Bedrock Guardrails: Preventing AI Hallucinations in Production
AI hallucinations cost companies money and trust. Amazon Bedrock Guardrails provides enterprise-grade controls to filter harmful content, enforce topic restrictions, and ground responses in facts. Here’s how to implement them.
Guardrails Capabilities
| Feature | What It Does |
|---|---|
| Content Filters | Block hate, violence, sexual content, profanity |
| Topic Blocking | Deny discussions on specified subjects |
| PII Redaction | Mask SSN, credit cards, phone numbers |
| Word Filters | Block competitor names, internal terms |
| Grounding | Verify responses against source documents |
Creating a Guardrail
import boto3
bedrock = boto3.client('bedrock')
# Create guardrail
guardrail = bedrock.create_guardrail(
name='customer-support-guardrail',
description='Guardrails for customer-facing chatbot',
# Content filtering
contentPolicyConfig={
'filtersConfig': [
{'type': 'HATE', 'inputStrength': 'HIGH', 'outputStrength': 'HIGH'},
{'type': 'VIOLENCE', 'inputStrength': 'HIGH', 'outputStrength': 'HIGH'},
{'type': 'SEXUAL', 'inputStrength': 'HIGH', 'outputStrength': 'HIGH'},
]
},
# Topic restrictions
topicPolicyConfig={
'topicsConfig': [
{
'name': 'Competitor Discussion',
'definition': 'Any mention of competitor products or pricing',
'type': 'DENY'
},
{
'name': 'Financial Advice',
'definition': 'Investment or financial planning recommendations',
'type': 'DENY'
}
]
},
# PII handling
sensitiveInformationPolicyConfig={
'piiEntitiesConfig': [
{'type': 'US_SOCIAL_SECURITY_NUMBER', 'action': 'ANONYMIZE'},
{'type': 'CREDIT_DEBIT_CARD_NUMBER', 'action': 'BLOCK'},
]
},
blockedInputMessaging='I cannot help with that request.',
blockedOutputsMessaging='I cannot provide that information.'
)
Using Guardrails with Invoke
runtime = boto3.client('bedrock-runtime')
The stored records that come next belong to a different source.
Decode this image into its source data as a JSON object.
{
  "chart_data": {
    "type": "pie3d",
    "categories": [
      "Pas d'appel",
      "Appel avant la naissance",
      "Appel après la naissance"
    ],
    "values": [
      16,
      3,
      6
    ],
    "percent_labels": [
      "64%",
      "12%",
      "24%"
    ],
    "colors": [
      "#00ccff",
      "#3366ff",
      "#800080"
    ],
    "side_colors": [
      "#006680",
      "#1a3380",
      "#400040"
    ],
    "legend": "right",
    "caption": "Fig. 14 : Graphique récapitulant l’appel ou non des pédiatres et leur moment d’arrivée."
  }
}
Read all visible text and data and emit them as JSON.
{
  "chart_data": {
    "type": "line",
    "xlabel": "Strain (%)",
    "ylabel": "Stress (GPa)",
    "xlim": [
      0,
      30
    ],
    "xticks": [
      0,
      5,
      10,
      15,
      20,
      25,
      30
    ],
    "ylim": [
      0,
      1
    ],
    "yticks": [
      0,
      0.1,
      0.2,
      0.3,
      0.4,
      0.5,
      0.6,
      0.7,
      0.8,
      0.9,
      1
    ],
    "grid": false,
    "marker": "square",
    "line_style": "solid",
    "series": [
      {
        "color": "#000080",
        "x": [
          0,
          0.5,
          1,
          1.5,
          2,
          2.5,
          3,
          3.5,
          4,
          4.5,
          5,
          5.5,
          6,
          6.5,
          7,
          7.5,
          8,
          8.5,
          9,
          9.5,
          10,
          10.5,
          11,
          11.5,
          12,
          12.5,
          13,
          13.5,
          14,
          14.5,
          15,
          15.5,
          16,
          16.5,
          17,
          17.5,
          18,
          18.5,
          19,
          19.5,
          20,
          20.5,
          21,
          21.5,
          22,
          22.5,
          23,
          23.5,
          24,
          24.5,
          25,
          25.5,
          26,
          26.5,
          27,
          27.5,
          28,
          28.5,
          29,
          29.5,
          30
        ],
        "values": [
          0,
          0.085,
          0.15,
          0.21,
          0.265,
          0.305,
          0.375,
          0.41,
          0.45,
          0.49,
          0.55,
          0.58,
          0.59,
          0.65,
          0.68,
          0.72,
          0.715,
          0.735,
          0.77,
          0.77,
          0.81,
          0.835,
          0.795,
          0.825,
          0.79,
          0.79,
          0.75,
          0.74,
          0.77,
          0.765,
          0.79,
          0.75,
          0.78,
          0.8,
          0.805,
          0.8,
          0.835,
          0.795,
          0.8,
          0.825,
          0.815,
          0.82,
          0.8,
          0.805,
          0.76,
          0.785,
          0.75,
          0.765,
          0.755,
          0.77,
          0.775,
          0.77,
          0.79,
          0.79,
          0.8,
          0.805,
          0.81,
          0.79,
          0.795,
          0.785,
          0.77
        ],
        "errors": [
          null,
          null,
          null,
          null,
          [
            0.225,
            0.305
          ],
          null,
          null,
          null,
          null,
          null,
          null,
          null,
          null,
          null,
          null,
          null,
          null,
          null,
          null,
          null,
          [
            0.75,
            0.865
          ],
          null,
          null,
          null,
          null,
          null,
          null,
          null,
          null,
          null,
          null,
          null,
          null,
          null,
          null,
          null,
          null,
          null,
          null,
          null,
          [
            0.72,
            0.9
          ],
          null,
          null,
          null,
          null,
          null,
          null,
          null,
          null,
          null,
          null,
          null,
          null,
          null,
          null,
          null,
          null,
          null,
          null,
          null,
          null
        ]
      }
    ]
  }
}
response = runtime.invoke_model(
modelId='amazon.nova-pro-v1:0',
guardrailIdentifier='my-guardrail-id',
guardrailVersion='DRAFT',
body=json.dumps({
'inputText': user_question
})
)
# Check if guardrail intervened
if response.get('guardrailAction') == 'INTERVENED':
print("Guardrail blocked this request")
Grounding Checks (Anti-Hallucination)
# Enable grounding to verify facts
response = runtime.apply_guardrail(
guardrailIdentifier='my-guardrail',
guardrailVersion='1',
source='OUTPUT',
content=[{
'text': {
'text': model_response,
'qualifiers': ['grounding_source']
}
}],
# Provide source documents for verification
groundingSource={
'text': source_documents
}
)
Best Practice
Always apply guardrails to both inputs AND outputs. Users can craft prompts to bypass input filters, so output filtering is your last line of defense.